Sie klammern sich an,
7.
Sie unterwerfen sich,
8.
Sie nehmen sich zurück,
9.
Sie geben auf,
10.
Sie beschwichtigen,
11.
Sie reagieren gekränkt,
12.
Sie rechtfertigen sich,
13.
Sie ergreifen die Flucht,
14.
Sie sondern sich ab,
15.
Sie schotten sich ab.
Beschreiben Sie,
wie Sie bzw. andere Ihr Verhalten in Beziehungssituationen erleben:
Ich erlebe mich im
Kontakt mit anderen oft so, dass ich mich so verhalte,
dass.................
.............................................................................................................................................
Ich erlebe andere im
Kontakt mit mir oft so, dass sich diese mir gegenüber so verhalten,
dass......................................................................................................................................
Andere sagen, dass
sie mein Verhalten häufig so erleben,
dass........................................
.............................................................................................................................................
Andere erleben sich
selbst häufig so im Kontakt mit mir,
dass............................................
.............................................................................................................................................
Setzen Sie
diese unterschiedlichen Erlebnisweisen zu einem Gesamtbild zusammen, das
mögliche Konflikte verdeutlicht.
.............................................................................................................................................
.............................................................................................................................................
.............................................................................................................................................

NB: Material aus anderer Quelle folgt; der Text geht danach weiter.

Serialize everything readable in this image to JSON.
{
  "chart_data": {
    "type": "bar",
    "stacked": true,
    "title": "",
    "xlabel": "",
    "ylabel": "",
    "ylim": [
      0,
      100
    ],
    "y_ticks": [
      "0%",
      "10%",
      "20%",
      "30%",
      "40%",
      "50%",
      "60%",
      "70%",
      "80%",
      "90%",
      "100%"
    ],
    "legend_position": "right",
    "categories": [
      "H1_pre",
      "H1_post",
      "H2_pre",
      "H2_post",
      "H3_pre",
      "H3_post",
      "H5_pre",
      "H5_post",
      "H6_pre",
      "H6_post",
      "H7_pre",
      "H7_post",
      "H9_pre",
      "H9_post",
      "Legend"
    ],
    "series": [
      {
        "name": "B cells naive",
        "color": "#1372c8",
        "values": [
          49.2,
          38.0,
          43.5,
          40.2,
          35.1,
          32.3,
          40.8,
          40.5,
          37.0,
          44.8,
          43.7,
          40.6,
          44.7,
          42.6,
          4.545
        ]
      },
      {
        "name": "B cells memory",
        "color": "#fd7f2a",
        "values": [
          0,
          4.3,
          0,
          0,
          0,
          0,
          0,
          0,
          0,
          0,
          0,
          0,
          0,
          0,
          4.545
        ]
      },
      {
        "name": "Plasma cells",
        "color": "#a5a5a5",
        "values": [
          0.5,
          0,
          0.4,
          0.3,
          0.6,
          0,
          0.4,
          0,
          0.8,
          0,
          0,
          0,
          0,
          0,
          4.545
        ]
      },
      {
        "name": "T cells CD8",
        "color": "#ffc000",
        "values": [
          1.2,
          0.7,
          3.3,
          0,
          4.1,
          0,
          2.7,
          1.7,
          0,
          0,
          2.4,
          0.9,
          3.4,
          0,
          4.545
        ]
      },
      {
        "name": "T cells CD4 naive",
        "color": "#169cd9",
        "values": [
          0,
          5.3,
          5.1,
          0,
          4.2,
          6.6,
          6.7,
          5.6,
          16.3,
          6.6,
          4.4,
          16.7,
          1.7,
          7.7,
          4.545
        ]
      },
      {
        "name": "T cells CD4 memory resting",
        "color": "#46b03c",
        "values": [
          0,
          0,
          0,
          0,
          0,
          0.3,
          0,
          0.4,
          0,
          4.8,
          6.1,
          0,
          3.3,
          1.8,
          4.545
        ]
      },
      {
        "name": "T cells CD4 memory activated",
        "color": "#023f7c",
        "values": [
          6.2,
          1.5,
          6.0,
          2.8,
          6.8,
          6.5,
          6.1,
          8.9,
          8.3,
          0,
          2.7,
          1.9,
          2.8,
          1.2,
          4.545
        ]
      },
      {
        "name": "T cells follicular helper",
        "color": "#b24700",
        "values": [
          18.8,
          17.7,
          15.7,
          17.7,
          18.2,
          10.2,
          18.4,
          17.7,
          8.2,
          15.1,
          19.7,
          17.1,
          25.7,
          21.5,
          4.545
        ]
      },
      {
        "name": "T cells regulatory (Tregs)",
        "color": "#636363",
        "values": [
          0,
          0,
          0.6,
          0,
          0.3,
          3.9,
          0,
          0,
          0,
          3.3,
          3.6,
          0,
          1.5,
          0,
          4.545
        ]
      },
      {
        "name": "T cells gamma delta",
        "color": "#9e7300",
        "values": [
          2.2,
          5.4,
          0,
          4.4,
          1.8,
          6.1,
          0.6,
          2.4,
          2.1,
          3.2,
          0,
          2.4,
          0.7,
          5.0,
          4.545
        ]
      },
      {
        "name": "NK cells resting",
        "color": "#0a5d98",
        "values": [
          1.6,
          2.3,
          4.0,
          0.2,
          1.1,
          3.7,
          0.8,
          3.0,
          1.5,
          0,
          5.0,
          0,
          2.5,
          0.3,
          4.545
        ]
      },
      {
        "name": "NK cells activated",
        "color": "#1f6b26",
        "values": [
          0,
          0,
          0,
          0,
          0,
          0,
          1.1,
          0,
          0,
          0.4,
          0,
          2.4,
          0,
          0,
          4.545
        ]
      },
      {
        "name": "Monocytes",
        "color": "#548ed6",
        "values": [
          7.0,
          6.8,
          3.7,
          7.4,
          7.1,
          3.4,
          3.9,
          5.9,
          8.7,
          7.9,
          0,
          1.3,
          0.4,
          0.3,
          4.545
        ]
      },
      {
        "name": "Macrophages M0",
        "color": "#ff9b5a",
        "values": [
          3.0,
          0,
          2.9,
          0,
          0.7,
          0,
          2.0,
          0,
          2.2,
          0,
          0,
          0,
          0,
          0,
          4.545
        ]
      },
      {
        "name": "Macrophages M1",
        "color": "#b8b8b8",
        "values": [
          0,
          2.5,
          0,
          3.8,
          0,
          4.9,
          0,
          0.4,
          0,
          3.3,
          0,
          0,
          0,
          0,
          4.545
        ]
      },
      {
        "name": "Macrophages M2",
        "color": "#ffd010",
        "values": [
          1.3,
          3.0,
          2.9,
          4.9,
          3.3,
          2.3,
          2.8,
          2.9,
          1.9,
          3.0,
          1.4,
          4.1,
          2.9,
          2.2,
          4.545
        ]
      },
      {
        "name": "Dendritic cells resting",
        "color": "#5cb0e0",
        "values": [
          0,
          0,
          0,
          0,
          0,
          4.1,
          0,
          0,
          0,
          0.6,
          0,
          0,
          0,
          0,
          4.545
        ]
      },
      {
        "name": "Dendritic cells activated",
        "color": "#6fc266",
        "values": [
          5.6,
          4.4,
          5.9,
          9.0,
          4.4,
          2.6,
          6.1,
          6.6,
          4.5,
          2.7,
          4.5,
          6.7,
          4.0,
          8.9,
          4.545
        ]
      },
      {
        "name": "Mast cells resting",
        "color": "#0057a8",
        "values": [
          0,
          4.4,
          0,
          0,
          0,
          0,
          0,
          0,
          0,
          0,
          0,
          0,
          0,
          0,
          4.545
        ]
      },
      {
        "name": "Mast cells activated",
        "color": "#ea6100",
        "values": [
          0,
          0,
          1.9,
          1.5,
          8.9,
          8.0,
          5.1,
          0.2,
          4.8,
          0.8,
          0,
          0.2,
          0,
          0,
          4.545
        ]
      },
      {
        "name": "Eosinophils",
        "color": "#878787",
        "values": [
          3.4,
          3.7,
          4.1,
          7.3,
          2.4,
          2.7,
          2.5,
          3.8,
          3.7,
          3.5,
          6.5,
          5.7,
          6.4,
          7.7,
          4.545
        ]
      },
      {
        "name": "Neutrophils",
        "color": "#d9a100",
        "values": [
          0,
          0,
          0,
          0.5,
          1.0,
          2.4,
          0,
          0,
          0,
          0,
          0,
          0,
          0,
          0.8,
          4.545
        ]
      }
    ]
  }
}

.............................................................................................................................................
Beispiel: Ich erlebe
mich in einer versorgenden, helfenden Haltung, die mich überfordert. Ich
beschuldige andere wegen ihrer Ansprüche und ihrer Ignoranz. Offenbar
merke ich nicht, dass ich dabei andere bestimme. Diese ziehen sich zurück,
was bei mir zu vermehrtem Anklammern führt.